La négociation se faisant toujours sur la base du prix affiché, l’acheteur discutera du prix en ayant cette référence ancrée, tout comme est ancrée dans son esprit la négociation socialement « acceptable ». Ainsi, le prix de transaction dans le groupe B sera supérieur au prix négocié dans le groupe A, alors que le prix — dans un univers rationnel — devrait être le même dans les deux cas, puisque le bien vendu est strictement le même. Le prix de transaction devrait être indépendant de la référence de départ, or la réalité montre que ce n’est pas le cas : c’est le biais d’ancrage.

Autre exemple du quotidien. Considérez deux restaurants qui proposent une carte et un cadre équivalents sur une place : l’un est vide, l’autre est plein. Comment les gens qui arrivent sur la place vont-ils se répartir ? La majorité sera rassurée de rejoindre celui qui est déjà occupé, et va donc accentuer le déséquilibre irrationnel et injustifié (si ce n’est par la
situation initiale) entre deux établissement de qualité pourtant similaire.

Une application à la finance et à la gestion d’actifs ?

De nombreux papiers académiques cherchant à expliquer la contre-performance de l’industrie de la gestion active soulignent la contribution négative de la prise de décision humaine à la performance : en clair, l’humain est gouverné par ses biais cognitifs. Cela l’induit à prendre des mauvaises décisions, ou à prendre des décisions à un moment qui
n’est pas important, ce qui revient au même. L’affect prend le dessus sur la rationalité froide, ce qui se remarque particulièrement en période de marché volatil, agité.

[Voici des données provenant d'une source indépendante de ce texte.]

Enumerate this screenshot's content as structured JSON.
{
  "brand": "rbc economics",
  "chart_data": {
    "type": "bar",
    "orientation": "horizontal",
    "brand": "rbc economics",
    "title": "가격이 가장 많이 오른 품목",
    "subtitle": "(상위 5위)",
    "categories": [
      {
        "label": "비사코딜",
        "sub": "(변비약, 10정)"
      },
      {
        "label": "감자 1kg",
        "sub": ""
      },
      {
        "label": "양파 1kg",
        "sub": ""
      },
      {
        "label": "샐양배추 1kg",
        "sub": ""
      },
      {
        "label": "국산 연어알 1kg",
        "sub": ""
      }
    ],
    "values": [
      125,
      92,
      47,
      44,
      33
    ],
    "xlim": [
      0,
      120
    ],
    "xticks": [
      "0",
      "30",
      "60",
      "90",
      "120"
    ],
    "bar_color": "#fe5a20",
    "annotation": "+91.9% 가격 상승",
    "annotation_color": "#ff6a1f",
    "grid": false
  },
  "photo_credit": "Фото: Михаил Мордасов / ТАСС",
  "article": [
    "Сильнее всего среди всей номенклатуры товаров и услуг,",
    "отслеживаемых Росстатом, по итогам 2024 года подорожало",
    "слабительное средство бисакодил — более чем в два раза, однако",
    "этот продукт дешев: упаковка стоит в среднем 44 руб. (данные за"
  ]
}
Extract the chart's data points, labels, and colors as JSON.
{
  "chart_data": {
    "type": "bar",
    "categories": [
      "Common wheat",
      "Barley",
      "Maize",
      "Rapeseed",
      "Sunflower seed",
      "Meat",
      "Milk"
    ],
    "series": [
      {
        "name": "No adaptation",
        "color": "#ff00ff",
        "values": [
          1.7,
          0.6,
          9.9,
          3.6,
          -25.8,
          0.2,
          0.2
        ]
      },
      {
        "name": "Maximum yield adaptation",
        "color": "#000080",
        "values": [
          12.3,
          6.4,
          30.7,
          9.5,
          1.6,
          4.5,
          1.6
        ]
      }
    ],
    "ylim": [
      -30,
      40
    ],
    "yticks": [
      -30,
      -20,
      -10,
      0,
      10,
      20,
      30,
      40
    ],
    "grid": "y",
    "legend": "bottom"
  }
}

Cela corrobore les points importants mis en avant par Kahneman et incite à investir du temps, des équipes et des talents sur la déconstruction des processus de prise de décision dans la gestion, et de les rationnaliser au maximum en laissant le moins possible cours à l’improvisation. Il s’agit de comprendre pourquoi telle décision d’investissement est prise : quel est le rationnel derrière et d’éviter le fameux « parce que je sens le marché ».

En résumé, le livre de Daniel Kahneman est un magnifique recueil d’exemples parlants et ludiques du quotidien qui nous concernent tous.
Il met en lumière nombre de biais et nous invite à nous interroger sur ce qui guide réellement nos actions et nos choix.